Olá, amigos do Dizer o Direito, 

Foi publicada hoje a Lei nº 14.138/2021, que acrescenta o § 2º ao art. 2º-A da Lei nº 8.560/92, para permitir, em sede de ação de investigação de paternidade, a realização do exame de pareamento do código genético (DNA) em parentes do suposto pai.

Vamos entender a alteração legislativa a partir da análise de duas situações hipotéticas:

 

SITUAÇÃO HIPOTÉTICA 1:

Lucas ajuizou ação de investigação de paternidade contra João alegando que este seria seu pai.

O juiz designou data para que autor e réu fornecessem material genético a fim de que fosse feito exame de pareamento do código genético (DNA) para descobrir se existe realmente o alegado vínculo biológico.

Ocorre que, no dia marcado, somente Lucas compareceu ao laboratório. João, mesmo intimado, não se fez presente nem apresentou qualquer justificativa para a sua ausência.

 

Nesse caso, o juiz pode determinar a condução coercitiva de João (suposto pai) para realizar o exame?

NÃO. Não é possível a condução coercitiva do investigado (ou de seus sucessores) para a coleta do material genético necessário ao exame de DNA, por se tratar de medida sub-rogatória que viola a liberdade de locomoção do suposto genitor. Nesse sentido:

A jurisprudência do Supremo Tribunal Federal repudia a determinação compulsória ou condução coercitiva ao fornecimento de material genético.

STF. 1ª Turma. RHC 95183, Rel. Cármen Lúcia, julgado em 09/12/2008.

 

O que acontece, então, nessas situações? Qual é a solução prevista pelo ordenamento jurídico?

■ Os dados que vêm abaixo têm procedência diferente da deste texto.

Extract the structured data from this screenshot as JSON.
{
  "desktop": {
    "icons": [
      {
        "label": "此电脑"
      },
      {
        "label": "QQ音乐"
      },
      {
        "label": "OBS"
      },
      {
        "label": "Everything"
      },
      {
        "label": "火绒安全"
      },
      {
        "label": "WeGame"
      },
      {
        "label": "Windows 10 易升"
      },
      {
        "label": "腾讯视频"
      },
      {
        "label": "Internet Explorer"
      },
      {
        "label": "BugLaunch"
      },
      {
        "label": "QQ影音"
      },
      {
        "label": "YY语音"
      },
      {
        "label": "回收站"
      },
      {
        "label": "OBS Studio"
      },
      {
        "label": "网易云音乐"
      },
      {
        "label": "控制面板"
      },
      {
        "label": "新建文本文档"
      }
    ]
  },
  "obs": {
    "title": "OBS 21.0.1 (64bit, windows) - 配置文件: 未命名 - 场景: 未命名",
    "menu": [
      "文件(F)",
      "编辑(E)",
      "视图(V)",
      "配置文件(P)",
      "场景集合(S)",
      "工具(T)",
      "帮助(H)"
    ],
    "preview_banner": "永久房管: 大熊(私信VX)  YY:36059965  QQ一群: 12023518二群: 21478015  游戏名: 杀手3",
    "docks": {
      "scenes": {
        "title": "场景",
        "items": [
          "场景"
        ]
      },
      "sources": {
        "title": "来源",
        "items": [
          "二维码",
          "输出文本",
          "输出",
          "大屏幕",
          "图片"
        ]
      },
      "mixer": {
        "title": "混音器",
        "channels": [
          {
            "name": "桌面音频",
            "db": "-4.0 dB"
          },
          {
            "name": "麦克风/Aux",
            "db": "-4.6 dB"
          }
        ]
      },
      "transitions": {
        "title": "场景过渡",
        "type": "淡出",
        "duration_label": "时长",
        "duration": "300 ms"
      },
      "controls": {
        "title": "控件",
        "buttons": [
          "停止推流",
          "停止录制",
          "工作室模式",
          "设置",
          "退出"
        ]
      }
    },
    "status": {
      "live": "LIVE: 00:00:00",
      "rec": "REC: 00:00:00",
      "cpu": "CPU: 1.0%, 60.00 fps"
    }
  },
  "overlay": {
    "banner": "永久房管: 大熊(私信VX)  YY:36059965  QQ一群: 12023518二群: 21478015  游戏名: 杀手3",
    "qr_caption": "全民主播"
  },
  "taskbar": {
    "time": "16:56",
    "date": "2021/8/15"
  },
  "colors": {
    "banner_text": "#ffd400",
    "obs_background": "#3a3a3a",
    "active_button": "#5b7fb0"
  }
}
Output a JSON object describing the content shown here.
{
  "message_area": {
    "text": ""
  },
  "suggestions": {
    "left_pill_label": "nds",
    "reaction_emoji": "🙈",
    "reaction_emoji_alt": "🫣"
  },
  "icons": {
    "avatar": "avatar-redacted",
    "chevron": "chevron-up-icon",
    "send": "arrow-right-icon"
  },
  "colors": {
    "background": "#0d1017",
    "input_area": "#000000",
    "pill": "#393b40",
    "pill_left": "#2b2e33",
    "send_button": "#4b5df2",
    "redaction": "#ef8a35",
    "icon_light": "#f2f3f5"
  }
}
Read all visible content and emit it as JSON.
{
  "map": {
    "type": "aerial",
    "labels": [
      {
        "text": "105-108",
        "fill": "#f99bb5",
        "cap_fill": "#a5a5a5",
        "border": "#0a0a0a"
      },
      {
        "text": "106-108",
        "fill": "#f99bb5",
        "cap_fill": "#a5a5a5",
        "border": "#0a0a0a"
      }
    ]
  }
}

Haverá uma presunção relativa de que o réu, que se recusou a fazer o DNA, é realmente o pai do autor. O STJ editou uma súmula espelhando essa conclusão:

Súmula 301-STJ: Em ação investigatória, a recusa do suposto pai a submeter-se ao exame de DNA induz presunção juris tantum de paternidade.

 

Essa solução jurídica encontra-se prevista no art. 231 do Código Civil e no § 1º do art. 2º-A da Lei nº 8.560/92:

CC/2002

Art. 231. Aquele que se nega a submeter-se a exame médico necessário não poderá aproveitar-se de sua recusa.

 

Lei nº 8.560/92

Art. 2º-A. Na ação de investigação de paternidade, todos os meios legais, bem como os moralmente legítimos, serão hábeis para provar a verdade dos fatos.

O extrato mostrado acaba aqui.